The ‘Last Drop?’ conference aims to contribute to current debates and policy analysis on water, security and sustainable development, by focusing on Central Eurasia. Its rich yet unevenly spread supply of water, as well as its wealthy oil and natural gas reserves, place it at the heart of a number of ongoing inter- and intranational conflicts.
International Conference, 1-2 December 2006, ISS/CESTRAD, The Hague
Water is now universally accepted as central to sustainable development. Academics and policy makers alike emphasize the urgent need to protect increasingly scarce water resources and the necessity to create effective and equitable distribution mechanisms. However, the social scientific literature on water scarcity remains poor. While water is widely acknowledged as a finite resource, existing analyses do not adequately explain or theorize the complex political, socioeconomic and cultural processes that create water scarcity and mediate its societal perception. Contemporary research and debate on the role of water in economic development and national security often relies on two troubling assumptions. First, in what can be described as the ‘just add water’ approach, policy makers expect increased availability of water to be a panacea for myriad economic, political and social problems. Second, the growing scholarly and strategic literature considers real or perceived water scarcity to be an unequivocal threat to national security. These two assumptions are over-simplistic and need to be reconsidered in light of the growing body of critical cholarship claiming that water scarcity is not simply a natural and apolitical outcome and that it need not automatically and inevitably lead to militarized conflicts. The ‘Last Drop?’ conference aims to contribute to current debates and policy analysis on water, security and sustainable development, by focusing on Central Eurasia. Covering a vast tract of space that includes, among others, Anatolia, Western China, Southern Russia, the Caucasus, former-Soviet Central Asia as well as parts of the Middle East, this region is of great importance in contemporary politics of resource use. Its rich yet unevenly spread supply of water, as well as its wealthy oil and natural gas reserves, place it at the heart of a number of ongoing inter- and intranational conflicts. Peaceful resolution of these conflicts and avoidance of similar future tensions is a prerequisite for sustainable development in Central Eurasia and a requirement for lasting international stability. In view of these considerations, the conference aims to:
- Build upon and consolidate the growing critique of the dominant approach to the study of water, which considers scarcity as an inevitable outcome of economic development and an unavoidable cause of militarized conflicts.

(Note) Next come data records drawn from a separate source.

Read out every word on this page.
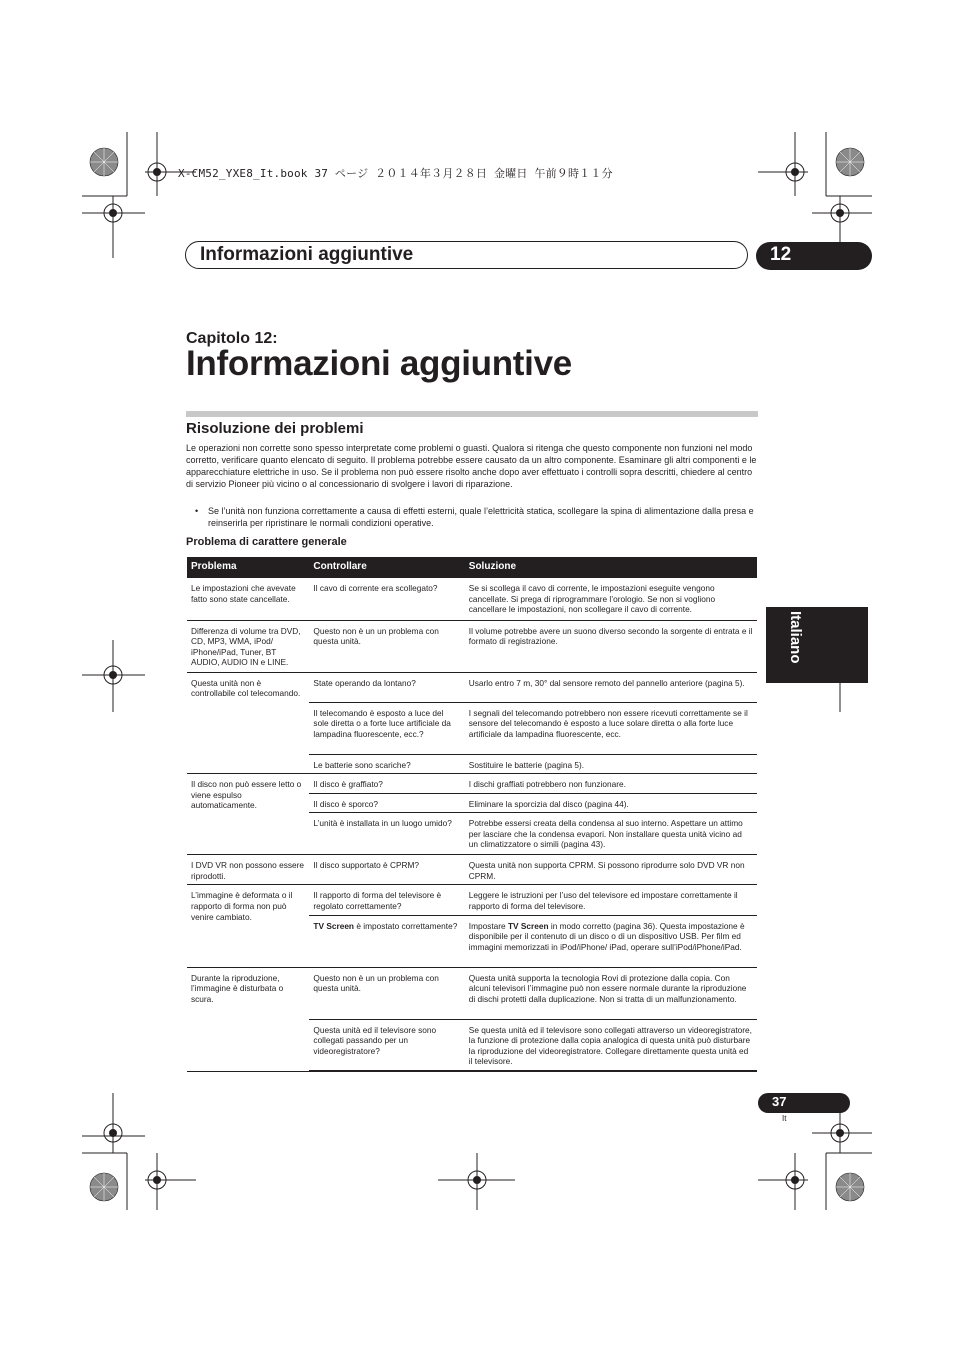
X-CM52_YXE8_It.book 37 ページ ２０１４年３月２８日 金曜日 午前９時１１分
Informazioni aggiuntive	12
Capitolo 12:
Informazioni aggiuntive
Risoluzione dei problemi
Le operazioni non corrette sono spesso interpretate come problemi o guasti. Qualora si ritenga che questo componente non funzioni nel modo corretto, verificare quanto elencato di seguito. Il problema potrebbe essere causato da un altro componente. Esaminare gli altri componenti e le apparecchiature elettriche in uso. Se il problema non può essere risolto anche dopo aver effettuato i controlli sopra descritti, chiedere al centro di servizio Pioneer più vicino o al concessionario di svolgere i lavori di riparazione.
• Se l’unità non funziona correttamente a causa di effetti esterni, quale l’elettricità statica, scollegare la spina di alimentazione dalla presa e reinserirla per ripristinare le normali condizioni operative.
Problema di carattere generale
Problema	Controllare	Soluzione
Le impostazioni che avevate fatto sono state cancellate.	Il cavo di corrente era scollegato?	Se si scollega il cavo di corrente, le impostazioni eseguite vengono cancellate. Si prega di riprogrammare l’orologio. Se non si vogliono cancellare le impostazioni, non scollegare il cavo di corrente.
Differenza di volume tra DVD, CD, MP3, WMA, iPod/ iPhone/iPad, Tuner, BT AUDIO, AUDIO IN e LINE.	Questo non è un un problema con questa unità.	Il volume potrebbe avere un suono diverso secondo la sorgente di entrata e il formato di registrazione.
Questa unità non è controllabile col telecomando.	State operando da lontano?	Usarlo entro 7 m, 30° dal sensore remoto del pannello anteriore (pagina 5).
	Il telecomando è esposto a luce del sole diretta o a forte luce artificiale da lampadina fluorescente, ecc.?	I segnali del telecomando potrebbero non essere ricevuti correttamente se il sensore del telecomando è esposto a luce solare diretta o alla forte luce artificiale da lampadina fluorescente, ecc.
	Le batterie sono scariche?	Sostituire le batterie (pagina 5).
Il disco non può essere letto o viene espulso automaticamente.	Il disco è graffiato?	I dischi graffiati potrebbero non funzionare.
	Il disco è sporco?	Eliminare la sporcizia dal disco (pagina 44).
	L’unità è installata in un luogo umido?	Potrebbe essersi creata della condensa al suo interno. Aspettare un attimo per lasciare che la condensa evapori. Non installare questa unità vicino ad un climatizzatore o simili (pagina 43).
I DVD VR non possono essere riprodotti.	Il disco supportato è CPRM?	Questa unità non supporta CPRM. Si possono riprodurre solo DVD VR non CPRM.
L’immagine è deformata o il rapporto di forma non può venire cambiato.	Il rapporto di forma del televisore è regolato correttamente?	Leggere le istruzioni per l’uso del televisore ed impostare correttamente il rapporto di forma del televisore.
	TV Screen è impostato correttamente?	Impostare TV Screen in modo corretto (pagina 36). Questa impostazione è disponibile per il contenuto di un disco o di un dispositivo USB. Per film ed immagini memorizzati in iPod/iPhone/ iPad, operare sull’iPod/iPhone/iPad.
Durante la riproduzione, l’immagine è disturbata o scura.	Questo non è un un problema con questa unità.	Questa unità supporta la tecnologia Rovi di protezione dalla copia. Con alcuni televisori l’immagine può non essere normale durante la riproduzione di dischi protetti dalla duplicazione. Non si tratta di un malfunzionamento.
	Questa unità ed il televisore sono collegati passando per un videoregistratore?	Se questa unità ed il televisore sono collegati attraverso un videoregistratore, la funzione di protezione dalla copia analogica di questa unità può disturbare la riproduzione del videoregistratore. Collegare direttamente questa unità ed il televisore.
Italiano
37
It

- Demonstrate the possibility of an alternative paradigm that sees water not as a source of violent conflict but as a tool for achieving regional peace and development.
- Provide an alternative entry point into the current debates on political stability and security in Central Eurasia.
- Explore the parallels between the politics of water and other scarce resources, e.g. oil.
- Evaluate the role of water in achieving sustainable development and poverty reduction by taking part in discussions about the Millennium Development Goals, such as the role of institutions and processes in shaping national and international water policy goals.